Publisher: Penn State Press
ISBN: 0271066016
Category : Language Arts & Disciplines
Languages : en
Pages : 255
Book Description
In Authority Figures, Torrey Shanks uncovers the essential but largely unappreciated place of rhetoric in John Locke’s political and philosophical thought. Locke’s well-known hostility to rhetoric has obscured an important debt to figural and inventive language. Here, Shanks traces the close ties between rhetoric and experience as they form the basis for a theory and practice of judgment at the center of Locke’s work. Rhetoric and experience come together, for Locke, to reorient readers’ relation to the past in order to open up alternative political futures.
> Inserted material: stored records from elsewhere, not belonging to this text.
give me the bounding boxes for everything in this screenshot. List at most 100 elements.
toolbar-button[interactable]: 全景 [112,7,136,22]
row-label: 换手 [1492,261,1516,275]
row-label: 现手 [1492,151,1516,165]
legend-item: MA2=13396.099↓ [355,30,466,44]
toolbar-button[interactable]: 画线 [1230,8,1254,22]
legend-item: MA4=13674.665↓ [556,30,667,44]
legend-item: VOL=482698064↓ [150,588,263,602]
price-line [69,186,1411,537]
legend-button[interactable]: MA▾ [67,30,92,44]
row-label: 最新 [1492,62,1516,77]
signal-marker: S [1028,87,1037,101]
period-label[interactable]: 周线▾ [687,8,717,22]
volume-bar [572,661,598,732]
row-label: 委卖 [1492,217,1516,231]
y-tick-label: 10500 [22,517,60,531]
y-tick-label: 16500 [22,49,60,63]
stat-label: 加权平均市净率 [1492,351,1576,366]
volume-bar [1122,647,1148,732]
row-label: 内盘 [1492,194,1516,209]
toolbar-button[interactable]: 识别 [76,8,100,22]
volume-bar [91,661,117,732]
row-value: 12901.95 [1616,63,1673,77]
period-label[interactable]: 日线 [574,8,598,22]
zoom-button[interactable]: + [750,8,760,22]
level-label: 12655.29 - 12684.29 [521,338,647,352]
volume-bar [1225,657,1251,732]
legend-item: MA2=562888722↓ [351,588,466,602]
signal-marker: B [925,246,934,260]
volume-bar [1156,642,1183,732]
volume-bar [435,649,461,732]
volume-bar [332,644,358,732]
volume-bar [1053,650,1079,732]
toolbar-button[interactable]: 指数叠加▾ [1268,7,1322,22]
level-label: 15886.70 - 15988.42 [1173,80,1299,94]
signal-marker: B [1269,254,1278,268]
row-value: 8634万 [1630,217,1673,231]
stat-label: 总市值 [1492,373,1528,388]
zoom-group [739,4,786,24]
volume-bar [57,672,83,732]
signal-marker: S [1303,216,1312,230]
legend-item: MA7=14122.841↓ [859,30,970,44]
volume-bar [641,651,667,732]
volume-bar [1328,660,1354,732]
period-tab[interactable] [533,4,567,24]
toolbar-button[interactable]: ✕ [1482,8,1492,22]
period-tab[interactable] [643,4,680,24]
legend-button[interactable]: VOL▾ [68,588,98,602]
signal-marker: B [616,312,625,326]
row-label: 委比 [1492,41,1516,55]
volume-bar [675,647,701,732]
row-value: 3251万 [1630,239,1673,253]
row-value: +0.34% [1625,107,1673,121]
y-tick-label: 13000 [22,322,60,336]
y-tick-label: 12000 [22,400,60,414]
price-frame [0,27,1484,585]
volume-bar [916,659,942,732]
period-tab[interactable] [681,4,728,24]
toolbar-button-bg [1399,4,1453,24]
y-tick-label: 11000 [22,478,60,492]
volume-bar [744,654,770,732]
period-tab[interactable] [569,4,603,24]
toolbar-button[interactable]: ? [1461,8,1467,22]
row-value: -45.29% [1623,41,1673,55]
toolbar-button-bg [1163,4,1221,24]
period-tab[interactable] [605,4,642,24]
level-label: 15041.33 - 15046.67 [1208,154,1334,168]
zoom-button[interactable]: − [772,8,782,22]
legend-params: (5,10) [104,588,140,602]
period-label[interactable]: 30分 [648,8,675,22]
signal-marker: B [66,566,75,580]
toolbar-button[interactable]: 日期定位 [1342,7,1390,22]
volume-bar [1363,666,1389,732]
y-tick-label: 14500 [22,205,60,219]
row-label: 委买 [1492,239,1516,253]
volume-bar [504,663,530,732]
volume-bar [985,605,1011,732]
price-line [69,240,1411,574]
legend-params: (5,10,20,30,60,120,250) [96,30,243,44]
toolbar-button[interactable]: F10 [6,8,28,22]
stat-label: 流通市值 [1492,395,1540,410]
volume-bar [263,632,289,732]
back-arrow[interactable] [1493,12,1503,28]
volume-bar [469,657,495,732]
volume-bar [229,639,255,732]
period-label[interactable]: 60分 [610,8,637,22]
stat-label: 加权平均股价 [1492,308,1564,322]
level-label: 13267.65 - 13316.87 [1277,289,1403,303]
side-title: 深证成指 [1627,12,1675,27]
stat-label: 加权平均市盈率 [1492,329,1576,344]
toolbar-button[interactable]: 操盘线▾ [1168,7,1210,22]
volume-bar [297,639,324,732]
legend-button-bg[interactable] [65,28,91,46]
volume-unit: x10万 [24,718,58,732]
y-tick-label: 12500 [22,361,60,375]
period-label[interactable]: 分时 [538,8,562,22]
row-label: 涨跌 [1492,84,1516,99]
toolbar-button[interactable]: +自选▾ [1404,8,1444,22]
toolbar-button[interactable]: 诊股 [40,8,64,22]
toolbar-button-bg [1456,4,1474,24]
Recognizing this debt sets the stage for a new understanding of the Two Treatises of Government, in which the material and creative force of language is necessary for political critique. Authority Figures draws together political theory and philosophy, the history of science and of rhetoric, and philosophy of language and literary theory to offer an interpretation of Locke’s political thought that shows the ongoing importance of rhetoric for new modes of critique in the seventeenth century. Locke’s thought offers up insights for rethinking the relationship of rhetoric and experience to political critique, as well as the intersections of language and materialism.